SARM. Quatre lettres pour un nouveau fléau. Une variété de Staphylocoque aureus résistant à la méthicilline (SARM) se répand depuis plusieurs années, particulièrement aux Etats-Unis. Une étude publiée dans la revue Annals of Internal Medicine souligne que ce type de staphylocoque doré résistant aux antibiotiques, baptisé USA300, est particulièrement virulent au sein de la communauté homosexuelle de San Francisco.
Le SARM en question a désormais largement franchi les frontières des hôpitaux, où il avait été identifié à l'origine. Il peut provoquer des abcès et des ulcérations cutanées qui peuvent rapidement évoluer. Le USA300 "contient une toxine particulière - la Leucocidine de Panton Valentine - qui peut être associée à des pathologies gravissimes : pneumonies nécrosantes, mortelles dans un cas sur deux, et nécroses des tissus osseux", explique à LCI.fr le professeur Jérôme Etienne, responsable du Centre national de référence sur les staphylocoques, à Lyon. "Les infections cutanées suppuratives se traitent facilement, pointe le spécialiste. Les infections graves sont rarissimes mais gravissimes."
Présent dans de nombreux Etats américains, ce SARM a traversé l'Atlantique. "Le premier cas identifié en France était un lycéen dont le voisin de chambre était revenu des Etats-Unis", relate le Pr. Etienne. Mais le USA300 s'est désormais répandu sur tous les continents, via des staphylocoques "clones", tel le ST80, "très prévalent en Algérie" notamment. En France, il ne concerne que 1 à 2% de cas annuels de SARM.
Dans les communautés fermées
Selon l'étude américaine, le USA300 paraît surtout se transmettre sexuellement parmi les homosexuels mais aussi se propager par de simples contacts cutanés ou via des surfaces contaminées. "Nous sommes très inquiets du risque de propagation dans la population générale", indique Binh Diep, du Centre médical de l'Hôpital général de San Francisco, principal auteur de cette étude. "Une propagation potentiellement étendue de cette forme de SARM multi-résistante dans la population générale est alarmante.... car on ne pourra pas alors l'arrêter", prévient-il.

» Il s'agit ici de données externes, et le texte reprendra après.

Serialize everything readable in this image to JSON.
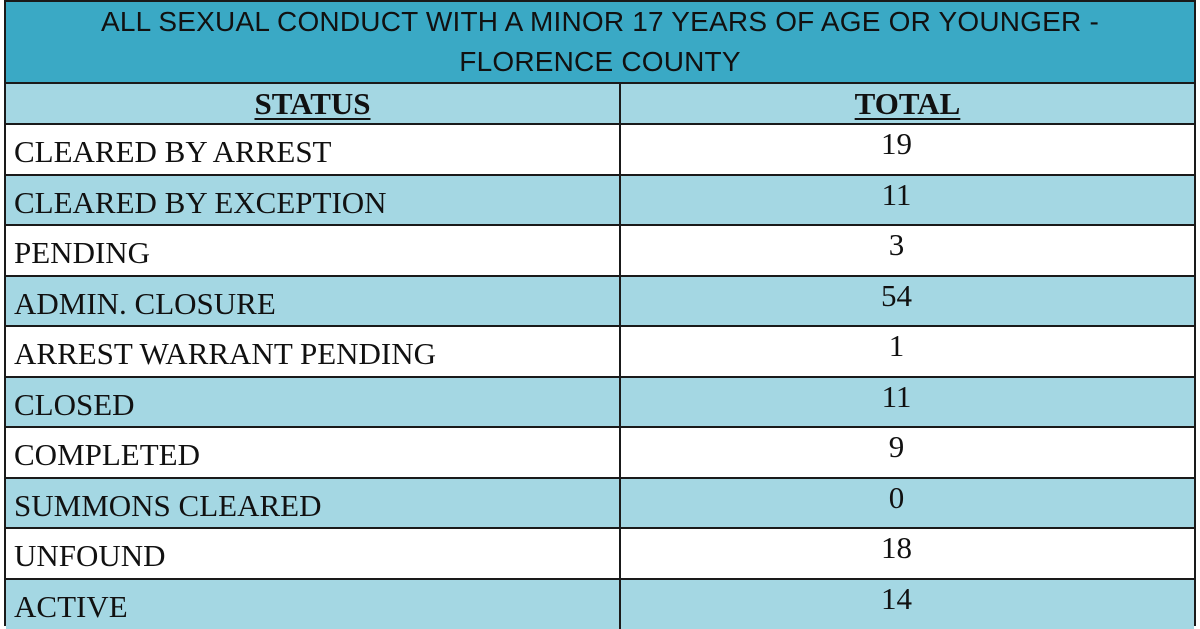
{
  "title": {
    "line1": "ALL SEXUAL CONDUCT WITH A MINOR 17 YEARS OF AGE OR YOUNGER -",
    "line2": "FLORENCE COUNTY"
  },
  "headers": {
    "status": "STATUS",
    "total": "TOTAL"
  },
  "rows": [
    {
      "status": "CLEARED BY ARREST",
      "total": "19"
    },
    {
      "status": "CLEARED BY EXCEPTION",
      "total": "11"
    },
    {
      "status": "PENDING",
      "total": "3"
    },
    {
      "status": "ADMIN. CLOSURE",
      "total": "54"
    },
    {
      "status": "ARREST WARRANT PENDING",
      "total": "1"
    },
    {
      "status": "CLOSED",
      "total": "11"
    },
    {
      "status": "COMPLETED",
      "total": "9"
    },
    {
      "status": "SUMMONS CLEARED",
      "total": "0"
    },
    {
      "status": "UNFOUND",
      "total": "18"
    },
    {
      "status": "ACTIVE",
      "total": "14"
    }
  ],
  "colors": {
    "title_background": "#3aa9c5",
    "alt_row_background": "#a4d7e3",
    "plain_row_background": "#ffffff",
    "border": "#1a1a1a"
  }
}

La présence de ce SARM au sein d'une communauté homosexuelle n'est pas une nouveauté en soi, souligne le Pr Etienne. "Ce qui est impressionnant, dit-il, c'est le nombre de patients atteints : en France, on compte 2 cas par an ; à San Francisco, il y en a 3800, c'est monstrueux !"

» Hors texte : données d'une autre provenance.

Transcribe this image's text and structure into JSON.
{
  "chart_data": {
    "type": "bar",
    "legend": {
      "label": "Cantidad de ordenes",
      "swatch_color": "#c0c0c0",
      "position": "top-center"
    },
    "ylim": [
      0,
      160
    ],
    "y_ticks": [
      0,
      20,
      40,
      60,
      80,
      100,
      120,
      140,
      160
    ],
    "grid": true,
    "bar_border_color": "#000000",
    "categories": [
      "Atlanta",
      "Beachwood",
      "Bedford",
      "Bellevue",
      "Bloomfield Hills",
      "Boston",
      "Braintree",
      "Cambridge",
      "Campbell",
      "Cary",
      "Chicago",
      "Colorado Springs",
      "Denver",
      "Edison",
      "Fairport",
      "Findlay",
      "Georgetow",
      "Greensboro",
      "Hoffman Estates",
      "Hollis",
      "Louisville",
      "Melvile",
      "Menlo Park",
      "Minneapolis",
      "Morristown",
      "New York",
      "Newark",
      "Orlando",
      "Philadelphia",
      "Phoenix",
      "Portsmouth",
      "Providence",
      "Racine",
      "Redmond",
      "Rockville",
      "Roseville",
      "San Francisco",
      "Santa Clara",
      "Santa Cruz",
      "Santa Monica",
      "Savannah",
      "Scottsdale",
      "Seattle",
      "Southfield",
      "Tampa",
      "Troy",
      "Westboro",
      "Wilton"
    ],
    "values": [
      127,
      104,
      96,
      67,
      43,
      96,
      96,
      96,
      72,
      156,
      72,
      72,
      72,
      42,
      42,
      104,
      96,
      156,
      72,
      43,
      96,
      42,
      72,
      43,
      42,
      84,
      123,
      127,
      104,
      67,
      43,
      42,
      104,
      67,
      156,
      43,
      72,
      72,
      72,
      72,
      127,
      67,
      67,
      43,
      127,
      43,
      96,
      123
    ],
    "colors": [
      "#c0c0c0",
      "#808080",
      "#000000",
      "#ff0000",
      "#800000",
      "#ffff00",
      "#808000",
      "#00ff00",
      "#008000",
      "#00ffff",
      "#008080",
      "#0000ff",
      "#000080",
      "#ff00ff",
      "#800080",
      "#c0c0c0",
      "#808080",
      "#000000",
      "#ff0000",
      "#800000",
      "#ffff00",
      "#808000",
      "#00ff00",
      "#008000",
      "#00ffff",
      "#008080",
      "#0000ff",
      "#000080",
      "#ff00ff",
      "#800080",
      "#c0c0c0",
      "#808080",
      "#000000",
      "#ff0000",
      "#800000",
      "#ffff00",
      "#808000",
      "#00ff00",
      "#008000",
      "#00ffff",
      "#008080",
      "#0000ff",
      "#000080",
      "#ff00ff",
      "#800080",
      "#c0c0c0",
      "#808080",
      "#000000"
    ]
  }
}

Les chercheurs de l'Université de Californie, qui ont mené l'étude, n'ont pas évoqué les causes de cette forte augmentation de ces infections par le SARM parmi les hommes homosexuels mais suspectent les comportements sexuels. "Les SARM évoluent de manière épidémique dans toutes les communautés fermées : équipes de sport, militaires, écoliers ...", souligne le Pr Etienne. Pour se prévenir de ces staphylocoques résistants, il faut réappliquer les "règles d'hygiènes de nos grands-mères", assure le spécialiste français : se laver les mains, désinfecter les surfaces à l'eau de Javel, prendre des douches antiseptiques... Et de se faire rassurant : "Dans la majorité des cas, la propagation du SARM reste sporadique et l'évolution vers une pathologie mortelle infime".